So today our only plan was to go along to some kind of talk or seminar. We failed. Nothing really caught the eye in the brochure and we were having much more fun exploring the stands loading up on complimentary coffee, lollipops and popcorn.
The first highlight of today for me was a rather pleasing few minutes I spent at the Sound and Music stand learning about ‘A Minute of Listening’. It’s a fairly simple idea where you play 60 seconds of sounds and the close their eyes and listen. Afterwards there are some questions that the children can think about and discuss. This can be the basis for whole lessons or more likely a daily calm moment of reflection. This will certainly help meet the part of the music curriculum related to listening and responding to a range of music. Also, it is claimed to help the listening skills of the children. Makes sense to me. More information can be found here;http://www.soundandmusic.org/projects/minute-listening . It does sound like the sort of thing I could make myself, but it would take a bloomin’ long time and it’s just not going to happen. It’s £40 a term for the whole school.
We already use Accelerated Reader at our school and really like it, so went to investigate Accelerated Maths. As with the reading programme there are two parts to it. The assessment side, which gives levels, highlights areas for development and allows you to track and evidence progress.
The other side is the teaching bit. Pick levelled, targeted activities for each child in the class. Differentiation as many ways as you like/need. All jolly good, but a dramatic change of approach to the teaching and learning of maths across the whole school. Realistically I think we’ll just get the assessment bit for now, if budgets allow.
RMBooks is an on-line library from which you can borrow or buy books to use with your class. Have them on your screen or share with the children’s devices. Annotate the books to ask children questions to use for guided reading or simply allow the children to follow along, or take over, during a class read.
After being excited by Fiction Express yesterday we went back and sign up for the free trail today. As an added bonus they had a couple of the authors there and we were able to chat to them further about the process of writing these episodic stories and allowing the children to be such an integral part of the creative process. Check them out: http://schools.fictionexpress.co.uk/en
I have found the whole BETT experience to be a very positive one. Loads of great ideas and creative solutions to problems, even ones I didn’t know I had. The problem I had was that there is just so much to see and do.
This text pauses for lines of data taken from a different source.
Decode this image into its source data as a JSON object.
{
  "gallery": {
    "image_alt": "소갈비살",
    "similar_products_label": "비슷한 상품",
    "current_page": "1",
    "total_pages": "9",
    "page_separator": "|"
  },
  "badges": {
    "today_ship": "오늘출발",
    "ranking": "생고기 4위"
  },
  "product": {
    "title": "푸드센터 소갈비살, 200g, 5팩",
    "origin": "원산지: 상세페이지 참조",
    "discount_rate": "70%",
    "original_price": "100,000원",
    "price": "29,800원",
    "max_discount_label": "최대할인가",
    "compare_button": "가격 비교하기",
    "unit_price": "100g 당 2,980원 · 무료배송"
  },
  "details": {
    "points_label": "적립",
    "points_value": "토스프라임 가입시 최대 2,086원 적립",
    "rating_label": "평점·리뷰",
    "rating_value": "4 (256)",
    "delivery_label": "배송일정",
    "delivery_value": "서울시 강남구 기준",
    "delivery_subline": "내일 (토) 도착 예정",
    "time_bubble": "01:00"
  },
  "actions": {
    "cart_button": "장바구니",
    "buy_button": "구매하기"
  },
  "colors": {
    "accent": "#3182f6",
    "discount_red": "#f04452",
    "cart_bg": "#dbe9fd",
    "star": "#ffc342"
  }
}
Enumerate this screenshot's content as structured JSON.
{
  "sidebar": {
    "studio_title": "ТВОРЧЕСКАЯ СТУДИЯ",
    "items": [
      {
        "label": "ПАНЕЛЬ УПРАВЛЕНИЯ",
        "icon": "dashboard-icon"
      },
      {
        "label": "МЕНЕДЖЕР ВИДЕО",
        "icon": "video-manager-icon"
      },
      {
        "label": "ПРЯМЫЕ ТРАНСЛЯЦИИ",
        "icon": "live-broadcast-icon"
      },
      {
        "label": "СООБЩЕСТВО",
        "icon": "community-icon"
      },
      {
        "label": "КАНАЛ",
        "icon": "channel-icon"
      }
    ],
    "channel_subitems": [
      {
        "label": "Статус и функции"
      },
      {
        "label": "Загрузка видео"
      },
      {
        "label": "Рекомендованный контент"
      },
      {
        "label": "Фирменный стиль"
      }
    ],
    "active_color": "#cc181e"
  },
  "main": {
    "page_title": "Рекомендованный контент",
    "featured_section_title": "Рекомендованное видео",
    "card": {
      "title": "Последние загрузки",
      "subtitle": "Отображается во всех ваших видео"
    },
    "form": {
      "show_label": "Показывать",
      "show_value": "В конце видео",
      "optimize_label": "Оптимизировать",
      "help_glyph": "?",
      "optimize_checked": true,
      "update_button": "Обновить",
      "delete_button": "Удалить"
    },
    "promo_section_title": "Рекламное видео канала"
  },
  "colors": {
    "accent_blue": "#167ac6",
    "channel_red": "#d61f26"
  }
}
Although we were there for two days, I still felt as if I missed a lot. Another problem is that I have a fairly short attention span so struggle to focus on things when there is so much sensory stimulation all around. Flashing lights, loud music, presenters with microphones, people dressed in costumes and lots and lots of people. Despite all this I still found the trip extremely rewarding and came away with a wealth of new ideas and I am keen to return next year.